While watching the British Grand Prix, I was astounded as to how brown the grass around the Silverstone track was.
I realised if this is what the well-manicured lawns around the track look like, then the English arable fields must be taking serious strain.
This got me thinking about my past season. In South Africa we are no stranger to drought and heat.
We had a very dry spring, which resulted in all our crops being planted late.
Surviving a drought
Then we had our midsummer drought right at the critical flowering period. Despite this far from perfect season I harvested my best maize crop, ever.
So how is this possible? Well I believe this good crop is because of better organic carbon levels in my soils thanks to many years of no-till and cover crops.

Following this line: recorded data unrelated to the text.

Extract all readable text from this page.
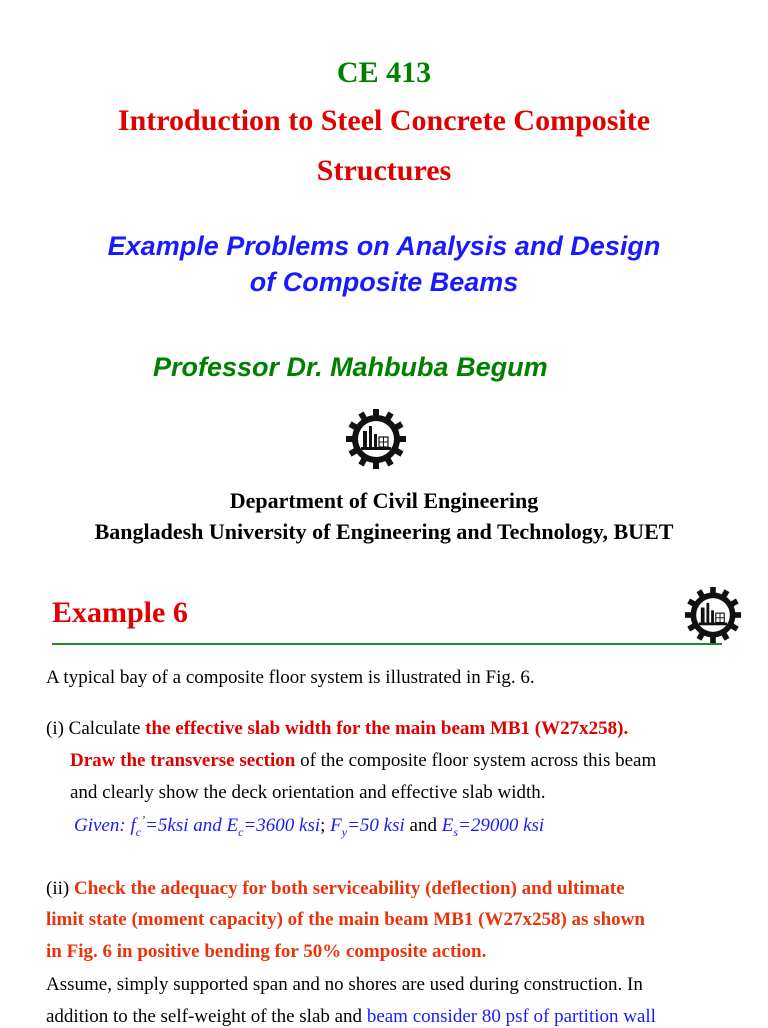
CE 413
Introduction to Steel Concrete Composite
Structures
Example Problems on Analysis and Design
of Composite Beams
Professor Dr. Mahbuba Begum
Department of Civil Engineering
Bangladesh University of Engineering and Technology, BUET
Example 6
A typical bay of a composite floor system is illustrated in Fig. 6.
(i) Calculate the effective slab width for the main beam MB1 (W27x258).
Draw the transverse section of the composite floor system across this beam
and clearly show the deck orientation and effective slab width.
Given: $f_c^’=5ksi$ and $E_c=3600$ ksi; $F_y=50$ ksi and $E_s=29000$ ksi
(ii) Check the adequacy for both serviceability (deflection) and ultimate
limit state (moment capacity) of the main beam MB1 (W27x258) as shown
in Fig. 6 in positive bending for 50% composite action.
Assume, simply supported span and no shores are used during construction. In
addition to the self-weight of the slab and beam consider 80 psf of partition wall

Soil surface residue in a no-till/cover-crop system improves rain infiltration, and helps to mitigate evaporation. Organic matter in the soil acts as a sponge, buffering large rainfall events releasing it to the plants as required.
In our 2015-16 season, South Africa experienced the worst drought in recorded history. It was thanks to no-till and soil organic matter I still harvested a reasonable crop.
Most of our crop inputs can be bought, such as seed, fertiliser, chemicals and machinery.
Management and organic carbon don’t come in a bag and they are arguably the most important.
In my opinion, the only way to significantly improve ones organic matter is to grow it in situ, and that’s where management comes in.
The Formula One cars of today didn’t reach their level of performance in one season. It has taken decades of incremental improvements to get them where they are today.
The same is true for crop farming; soil improvement is a long-term project.